Hydrogen is the smallest, most abundant atom, but while myriad methods have been applied to its analysis, direct observation of the atoms in a single molecule has remained largely unexplored, until now.
Professor Ernst Meyer from the Department of Physics, University of Basel, and colleagues used high resolution AFM with a carbon monoxide functionalised tip to resolve the outermost hydrogen atoms of individual propellane-based molecules.
(A to F) Series of STM topographies (A, C, and E) of trinaphtho[3.3.3]propellane deposited on the Ag(111) surface with increasing coverage and corresponding AFM images (B, D, and F). As the coverage of TNP increases, the ratio of the upright (red arrows) and side-lying (yellow arrow) TNP becomes larger. (G) STM topography of upright trifluorantheno[3.3.3]propellane and (H) corresponding AFM image. [Kawai et al. Science Advances 12 May 2017]
Experiments took place using an Omicron STM/AFM, and observations were based on the weak C═O⋅⋅⋅H–C intermolecular interaction which takes place just before the onset of Pauli repulsion.
The researchers selected propellane as its configuration resembles that of a propeller, with the molecules arranging on a surface in such a way that two hydrogen atoms always point upwards.
Crucially, if the functionalised tip of the AFM is brought close enough to these hydrogen atoms, hydrogen bonds are formed that can then be examined.
According to Meyer: "This very weak interaction... is responsible for the spatially localized contrast of the hydrogen atom and was used as a marker to identify the adsorption geometry of the three-dimensional hydrocarbon."

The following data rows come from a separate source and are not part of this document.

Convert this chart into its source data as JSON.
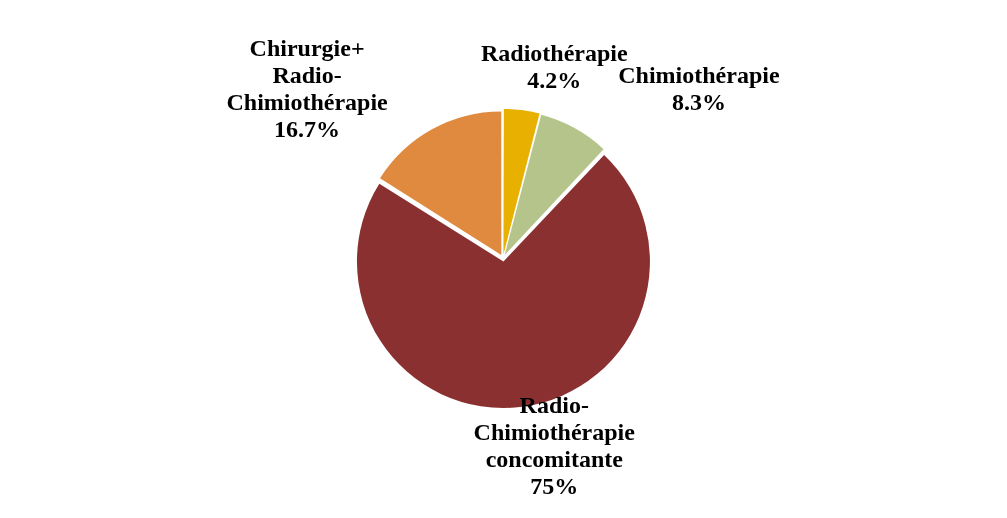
{
  "chart_data": {
    "type": "pie",
    "categories": [
      "Radiothérapie",
      "Chimiothérapie",
      "Radio-Chimiothérapie concomitante",
      "Chirurgie+ Radio-Chimiothérapie"
    ],
    "values": [
      4.2,
      8.3,
      75,
      16.7
    ],
    "value_labels": [
      "4.2%",
      "8.3%",
      "75%",
      "16.7%"
    ],
    "colors": [
      "#e8b000",
      "#b5c48a",
      "#8b3030",
      "#e08a40"
    ],
    "legend": false
  }
}
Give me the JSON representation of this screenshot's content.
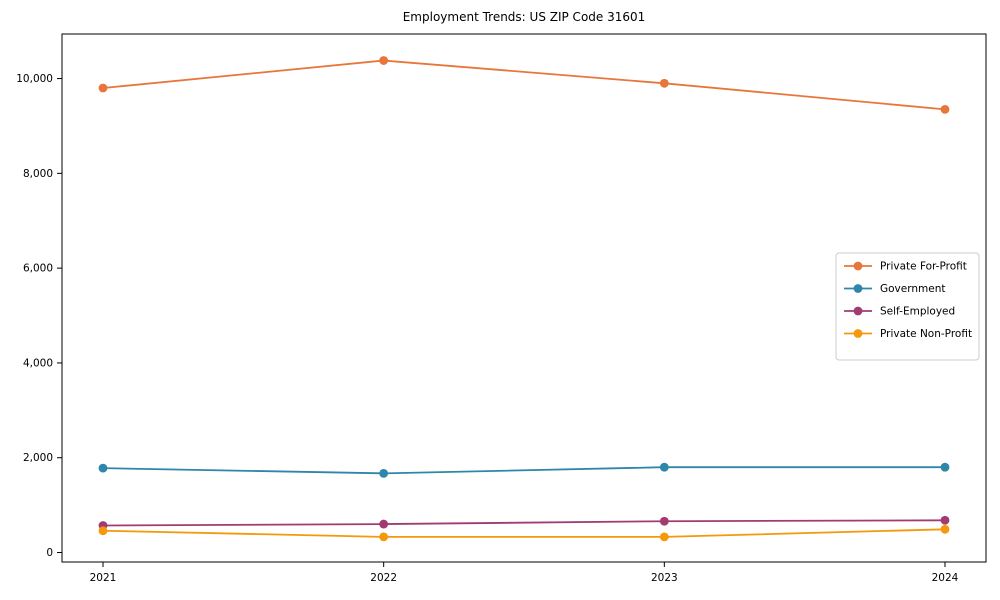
{
  "figure": {
    "background": "#ffffff",
    "plot_border_color": "#000000",
    "legend_border_color": "#cccccc"
  },
  "chart_data": {
    "type": "line",
    "title": "Employment Trends: US ZIP Code 31601",
    "xlabel": "",
    "ylabel": "",
    "grid": false,
    "legend_position": "center-right",
    "marker": "circle",
    "x": [
      2021,
      2022,
      2023,
      2024
    ],
    "x_tick_labels": [
      "2021",
      "2022",
      "2023",
      "2024"
    ],
    "y_ticks": [
      {
        "value": 0,
        "label": "0"
      },
      {
        "value": 2000,
        "label": "2,000"
      },
      {
        "value": 4000,
        "label": "4,000"
      },
      {
        "value": 6000,
        "label": "6,000"
      },
      {
        "value": 8000,
        "label": "8,000"
      },
      {
        "value": 10000,
        "label": "10,000"
      }
    ],
    "ylim": [
      -200,
      10940
    ],
    "series": [
      {
        "name": "Private For-Profit",
        "color": "#E8763A",
        "values": [
          9800,
          10380,
          9900,
          9350
        ]
      },
      {
        "name": "Government",
        "color": "#2E86AB",
        "values": [
          1780,
          1670,
          1800,
          1800
        ]
      },
      {
        "name": "Self-Employed",
        "color": "#A23B72",
        "values": [
          570,
          600,
          660,
          680
        ]
      },
      {
        "name": "Private Non-Profit",
        "color": "#F5990B",
        "values": [
          460,
          330,
          330,
          490
        ]
      }
    ]
  }
}
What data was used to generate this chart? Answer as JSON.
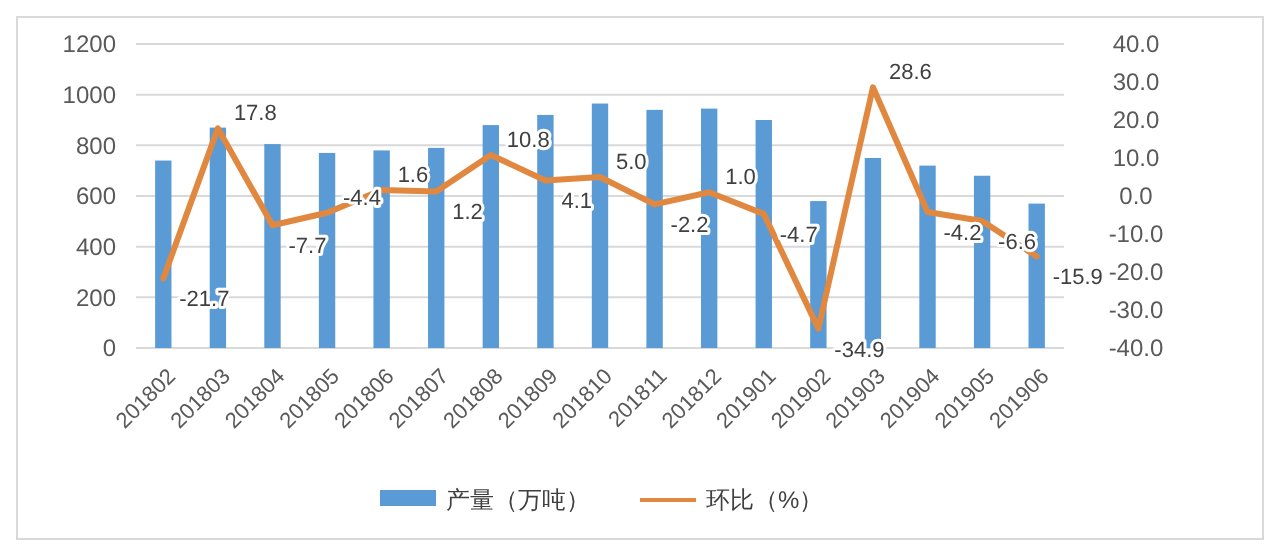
{
  "chart_data": {
    "type": "bar",
    "categories": [
      "201802",
      "201803",
      "201804",
      "201805",
      "201806",
      "201807",
      "201808",
      "201809",
      "201810",
      "201811",
      "201812",
      "201901",
      "201902",
      "201903",
      "201904",
      "201905",
      "201906"
    ],
    "series": [
      {
        "name": "产量（万吨）",
        "color": "#5b9bd5",
        "values": [
          740,
          870,
          805,
          770,
          780,
          790,
          880,
          920,
          965,
          940,
          945,
          900,
          580,
          750,
          720,
          680,
          570
        ]
      },
      {
        "name": "环比（%）",
        "type": "line",
        "axis": "y2",
        "color": "#e0883f",
        "values": [
          -21.7,
          17.8,
          -7.7,
          -4.4,
          1.6,
          1.2,
          10.8,
          4.1,
          5.0,
          -2.2,
          1.0,
          -4.7,
          -34.9,
          28.6,
          -4.2,
          -6.6,
          -15.9
        ],
        "value_labels": [
          "-21.7",
          "17.8",
          "-7.7",
          "-4.4",
          "1.6",
          "1.2",
          "10.8",
          "4.1",
          "5.0",
          "-2.2",
          "1.0",
          "-4.7",
          "-34.9",
          "28.6",
          "-4.2",
          "-6.6",
          "-15.9"
        ]
      }
    ],
    "ylim": [
      0,
      1200
    ],
    "yticks": [
      0,
      200,
      400,
      600,
      800,
      1000,
      1200
    ],
    "y2lim": [
      -40,
      40
    ],
    "y2ticks": [
      {
        "value": -40,
        "label": "-40.0"
      },
      {
        "value": -30,
        "label": "-30.0"
      },
      {
        "value": -20,
        "label": "-20.0"
      },
      {
        "value": -10,
        "label": "-10.0"
      },
      {
        "value": 0,
        "label": "0.0"
      },
      {
        "value": 10,
        "label": "10.0"
      },
      {
        "value": 20,
        "label": "20.0"
      },
      {
        "value": 30,
        "label": "30.0"
      },
      {
        "value": 40,
        "label": "40.0"
      }
    ],
    "grid": "y",
    "legend": "bottom",
    "marker": "none",
    "line_style": "solid"
  }
}
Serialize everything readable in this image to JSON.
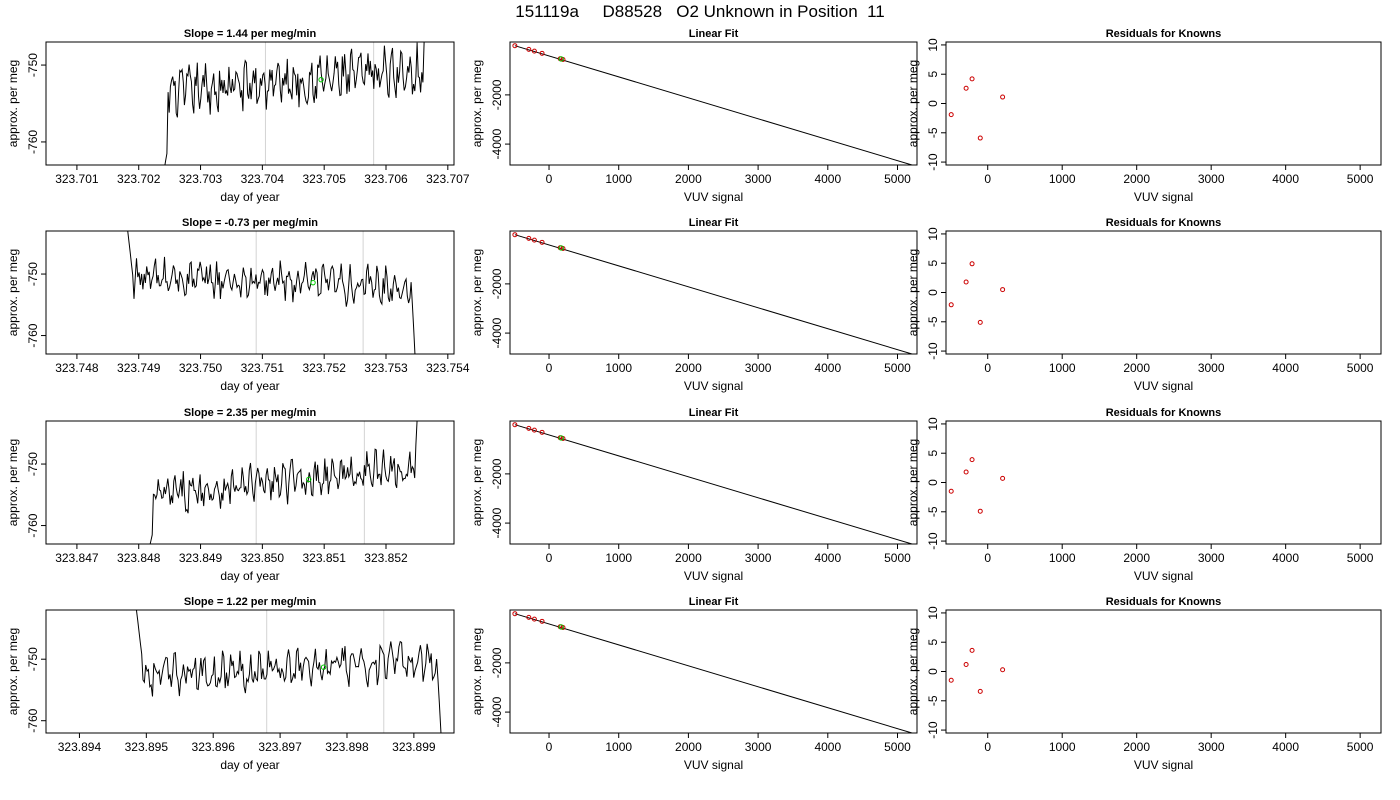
{
  "title": "151119a     D88528   O2 Unknown in Position  11",
  "panel_titles": {
    "slope_prefix": "Slope = ",
    "slope_suffix": " per meg/min",
    "linear": "Linear Fit",
    "residuals": "Residuals for Knowns"
  },
  "colors": {
    "line": "#000000",
    "marker_line": "#d3d3d3",
    "unknown_point": "#00cc00",
    "known_point": "#cc0000"
  },
  "chart_data": [
    {
      "type": "line",
      "row": 1,
      "panel": "timeseries",
      "title": "Slope =  1.44  per meg/min",
      "slope": "1.44",
      "xlabel": "day of year",
      "ylabel": "approx. per meg",
      "xlim": [
        323.7005,
        323.7071
      ],
      "ylim": [
        -763,
        -747
      ],
      "x_ticks": [
        "323.701",
        "323.702",
        "323.703",
        "323.704",
        "323.705",
        "323.706",
        "323.707"
      ],
      "y_ticks": [
        -760,
        -750
      ],
      "start_x": 323.70238,
      "end_x": 323.70673,
      "markers_x": [
        323.70405,
        323.7058
      ],
      "unknown_point": {
        "x": 323.70495,
        "y": -751.9
      }
    },
    {
      "type": "line",
      "row": 1,
      "panel": "linear_fit",
      "title": "Linear Fit",
      "xlabel": "VUV signal",
      "ylabel": "approx. per meg",
      "xlim": [
        -560,
        5280
      ],
      "ylim": [
        -4850,
        150
      ],
      "x_ticks": [
        0,
        1000,
        2000,
        3000,
        4000,
        5000
      ],
      "y_ticks": [
        -2000,
        -4000
      ],
      "fit_line": [
        [
          -490,
          0
        ],
        [
          5220,
          -4860
        ]
      ],
      "known_points": [
        [
          -490,
          0
        ],
        [
          -290,
          -150
        ],
        [
          -210,
          -220
        ],
        [
          -100,
          -310
        ],
        [
          160,
          -530
        ],
        [
          200,
          -560
        ]
      ],
      "unknown_point": [
        175,
        -540
      ]
    },
    {
      "type": "scatter",
      "row": 1,
      "panel": "residuals",
      "title": "Residuals for Knowns",
      "xlabel": "VUV signal",
      "ylabel": "approx. per meg",
      "xlim": [
        -560,
        5280
      ],
      "ylim": [
        -10.5,
        10.5
      ],
      "x_ticks": [
        0,
        1000,
        2000,
        3000,
        4000,
        5000
      ],
      "y_ticks": [
        -10,
        -5,
        0,
        5,
        10
      ],
      "points": [
        [
          -490,
          -1.9
        ],
        [
          -290,
          2.6
        ],
        [
          -210,
          4.2
        ],
        [
          -100,
          -5.9
        ],
        [
          200,
          1.1
        ]
      ]
    },
    {
      "type": "line",
      "row": 2,
      "panel": "timeseries",
      "title": "Slope =  -0.73  per meg/min",
      "slope": "-0.73",
      "xlabel": "day of year",
      "ylabel": "approx. per meg",
      "xlim": [
        323.7475,
        323.7541
      ],
      "ylim": [
        -763,
        -743
      ],
      "x_ticks": [
        "323.748",
        "323.749",
        "323.750",
        "323.751",
        "323.752",
        "323.753",
        "323.754"
      ],
      "y_ticks": [
        -760,
        -750
      ],
      "start_x": 323.7488,
      "end_x": 323.75353,
      "markers_x": [
        323.7509,
        323.75263
      ],
      "unknown_point": {
        "x": 323.75182,
        "y": -751.4
      }
    },
    {
      "type": "line",
      "row": 2,
      "panel": "linear_fit",
      "title": "Linear Fit",
      "xlabel": "VUV signal",
      "ylabel": "approx. per meg",
      "xlim": [
        -560,
        5280
      ],
      "ylim": [
        -4850,
        150
      ],
      "x_ticks": [
        0,
        1000,
        2000,
        3000,
        4000,
        5000
      ],
      "y_ticks": [
        -2000,
        -4000
      ],
      "fit_line": [
        [
          -490,
          0
        ],
        [
          5220,
          -4860
        ]
      ],
      "known_points": [
        [
          -490,
          0
        ],
        [
          -290,
          -150
        ],
        [
          -210,
          -220
        ],
        [
          -100,
          -310
        ],
        [
          160,
          -530
        ],
        [
          200,
          -560
        ]
      ],
      "unknown_point": [
        175,
        -540
      ]
    },
    {
      "type": "scatter",
      "row": 2,
      "panel": "residuals",
      "title": "Residuals for Knowns",
      "xlabel": "VUV signal",
      "ylabel": "approx. per meg",
      "xlim": [
        -560,
        5280
      ],
      "ylim": [
        -10.5,
        10.5
      ],
      "x_ticks": [
        0,
        1000,
        2000,
        3000,
        4000,
        5000
      ],
      "y_ticks": [
        -10,
        -5,
        0,
        5,
        10
      ],
      "points": [
        [
          -490,
          -2.1
        ],
        [
          -290,
          1.8
        ],
        [
          -210,
          4.9
        ],
        [
          -100,
          -5.1
        ],
        [
          200,
          0.5
        ]
      ]
    },
    {
      "type": "line",
      "row": 3,
      "panel": "timeseries",
      "title": "Slope =  2.35  per meg/min",
      "slope": "2.35",
      "xlabel": "day of year",
      "ylabel": "approx. per meg",
      "xlim": [
        323.8465,
        323.8531
      ],
      "ylim": [
        -763,
        -743
      ],
      "x_ticks": [
        "323.847",
        "323.848",
        "323.849",
        "323.850",
        "323.851",
        "323.852"
      ],
      "y_ticks": [
        -760,
        -750
      ],
      "start_x": 323.84814,
      "end_x": 323.8526,
      "markers_x": [
        323.8499,
        323.85165
      ],
      "unknown_point": {
        "x": 323.85075,
        "y": -752.5
      }
    },
    {
      "type": "line",
      "row": 3,
      "panel": "linear_fit",
      "title": "Linear Fit",
      "xlabel": "VUV signal",
      "ylabel": "approx. per meg",
      "xlim": [
        -560,
        5280
      ],
      "ylim": [
        -4850,
        150
      ],
      "x_ticks": [
        0,
        1000,
        2000,
        3000,
        4000,
        5000
      ],
      "y_ticks": [
        -2000,
        -4000
      ],
      "fit_line": [
        [
          -490,
          0
        ],
        [
          5220,
          -4860
        ]
      ],
      "known_points": [
        [
          -490,
          0
        ],
        [
          -290,
          -150
        ],
        [
          -210,
          -220
        ],
        [
          -100,
          -310
        ],
        [
          160,
          -530
        ],
        [
          200,
          -560
        ]
      ],
      "unknown_point": [
        175,
        -540
      ]
    },
    {
      "type": "scatter",
      "row": 3,
      "panel": "residuals",
      "title": "Residuals for Knowns",
      "xlabel": "VUV signal",
      "ylabel": "approx. per meg",
      "xlim": [
        -560,
        5280
      ],
      "ylim": [
        -10.5,
        10.5
      ],
      "x_ticks": [
        0,
        1000,
        2000,
        3000,
        4000,
        5000
      ],
      "y_ticks": [
        -10,
        -5,
        0,
        5,
        10
      ],
      "points": [
        [
          -490,
          -1.5
        ],
        [
          -290,
          1.8
        ],
        [
          -210,
          3.9
        ],
        [
          -100,
          -4.9
        ],
        [
          200,
          0.7
        ]
      ]
    },
    {
      "type": "line",
      "row": 4,
      "panel": "timeseries",
      "title": "Slope =  1.22  per meg/min",
      "slope": "1.22",
      "xlabel": "day of year",
      "ylabel": "approx. per meg",
      "xlim": [
        323.8935,
        323.8996
      ],
      "ylim": [
        -762,
        -742
      ],
      "x_ticks": [
        "323.894",
        "323.895",
        "323.896",
        "323.897",
        "323.898",
        "323.899"
      ],
      "y_ticks": [
        -760,
        -750
      ],
      "start_x": 323.89483,
      "end_x": 323.89946,
      "markers_x": [
        323.8968,
        323.89855
      ],
      "unknown_point": {
        "x": 323.89765,
        "y": -751.3
      }
    },
    {
      "type": "line",
      "row": 4,
      "panel": "linear_fit",
      "title": "Linear Fit",
      "xlabel": "VUV signal",
      "ylabel": "approx. per meg",
      "xlim": [
        -560,
        5280
      ],
      "ylim": [
        -4850,
        150
      ],
      "x_ticks": [
        0,
        1000,
        2000,
        3000,
        4000,
        5000
      ],
      "y_ticks": [
        -2000,
        -4000
      ],
      "fit_line": [
        [
          -490,
          0
        ],
        [
          5220,
          -4860
        ]
      ],
      "known_points": [
        [
          -490,
          0
        ],
        [
          -290,
          -150
        ],
        [
          -210,
          -220
        ],
        [
          -100,
          -310
        ],
        [
          160,
          -530
        ],
        [
          200,
          -560
        ]
      ],
      "unknown_point": [
        175,
        -540
      ]
    },
    {
      "type": "scatter",
      "row": 4,
      "panel": "residuals",
      "title": "Residuals for Knowns",
      "xlabel": "VUV signal",
      "ylabel": "approx. per meg",
      "xlim": [
        -560,
        5280
      ],
      "ylim": [
        -10.5,
        10.5
      ],
      "x_ticks": [
        0,
        1000,
        2000,
        3000,
        4000,
        5000
      ],
      "y_ticks": [
        -10,
        -5,
        0,
        5,
        10
      ],
      "points": [
        [
          -490,
          -1.5
        ],
        [
          -290,
          1.2
        ],
        [
          -210,
          3.6
        ],
        [
          -100,
          -3.4
        ],
        [
          200,
          0.3
        ]
      ]
    }
  ]
}
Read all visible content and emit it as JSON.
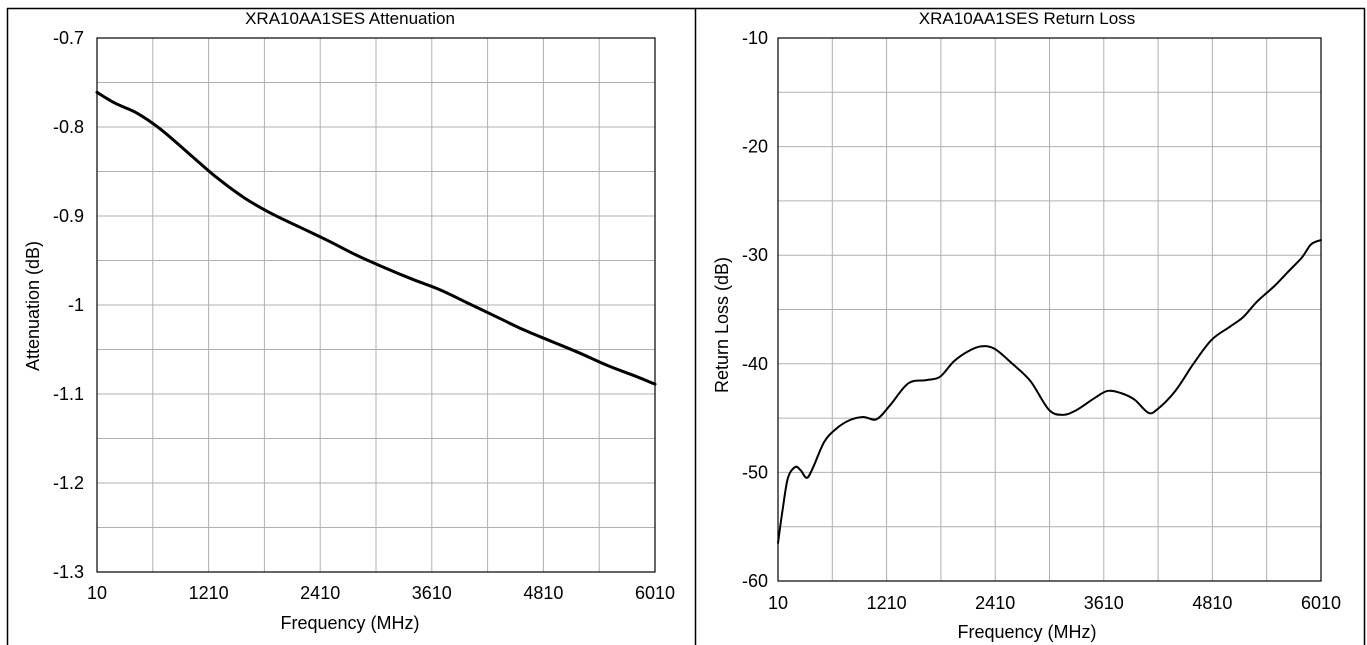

The measured forces and distances between the oxygen atoms at the AFM tip and the propellane’s hydrogen atoms corresponded very well to density functional theory calculations.
With this study, the researchers have opened up new ways to identify 3D molecules such as nucleic acids or polymers via observation of hydrogen atoms.
"Potentially, this technique can be expanded to identify more complex large molecules such as DNAs and polymers," he adds. "We used a linear O⋅⋅⋅H–C system... which in principle allows us to investigate any kind of intermolecular interactions in a quantitative manner at the atomic scale."
Research is published in Science Advances.